Per venire ai nostri giorni, ci limitiamo a citare ancora Scruton che ha  sostenuto come  i Paesi europei siano governati da classi politiche incolte e inconsapevoli  del  destino  delle  nazioni  che  guidano  e  si  nascondono  dietro  “gli  usci  sbarrati delle  istituzioni  europee”  dalle  quali  promanano  direttive  demenziali  volte  a  travolgere l’anima di una comunità vasta di nazioni e popoli  fino  a  sfibrarla.  Oggi la causa ambientalista è tutt’altro che divisiva. Essa è sostanzialmente ascrivibile alla cultura dell’“et-et” piuttosto che a quella consunta fondata sull’ “aut-aut”. Nella consapevolezza che soltanto puntando sui grandi temi si possono proporre scenari perfino suggestivi, nonostante  l’oggettiva drammaticità che li connota, ad una opinione pubblica frastornata dal politicamente corretto da un lato e dal politicantismo di piccolo cabotaggio dall’altro.

Se toccasse ai conservatori adottare uno slogan per sintetizzare il pensiero ecologista oggi, Scruton non avrebbe dubbi: “Feel locally, think nationally” (“Senti localmente, pensa nazionalmente”). Come dire: allo Stato-nazione non vi è alternativa, a meno di non volerci suicidare rincorrendo le paranoie globaliste che un’Unione europea artificiosa ci sta ammannendo come un virus.

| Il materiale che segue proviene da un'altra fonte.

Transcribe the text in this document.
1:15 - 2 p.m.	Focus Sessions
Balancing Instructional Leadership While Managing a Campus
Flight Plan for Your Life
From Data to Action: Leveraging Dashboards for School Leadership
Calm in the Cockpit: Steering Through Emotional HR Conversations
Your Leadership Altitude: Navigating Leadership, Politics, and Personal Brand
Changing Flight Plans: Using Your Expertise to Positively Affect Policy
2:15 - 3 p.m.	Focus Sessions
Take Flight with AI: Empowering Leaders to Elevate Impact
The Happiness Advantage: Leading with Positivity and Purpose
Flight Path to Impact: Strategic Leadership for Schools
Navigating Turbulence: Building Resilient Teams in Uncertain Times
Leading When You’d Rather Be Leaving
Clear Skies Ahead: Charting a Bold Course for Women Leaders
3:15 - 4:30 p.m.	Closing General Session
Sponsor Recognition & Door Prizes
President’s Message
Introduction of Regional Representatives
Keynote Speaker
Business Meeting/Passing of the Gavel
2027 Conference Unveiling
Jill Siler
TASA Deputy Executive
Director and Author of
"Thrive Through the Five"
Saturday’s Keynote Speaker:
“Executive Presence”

E a proposito di virus, Giubilei, accortamente dedica interessanti pagine al rapporto tra coronavirus ed ambientalismo legando i due aspetti ad uno stesso fattore: la distruzione della Terra, per quanto  possa sembrare fantascientifico, ma non lo è. La crisi dell’ecosistema è intimamente legata, come ha dimostrato David Quammen nel suo Spillover, a mutazioni incontrollabili per il semplice fatto che l’uomo non ha più le chiavi del Creato e giocando con sperimentazioni innaturali, intimamente connesse alle questioni ambientali, si trova nell’antica era dell’anno zero.

Una buona battaglia per i conservatori: tornare al passato per riconquistare il presente ed immaginare non velleitariamente un possibile futuro.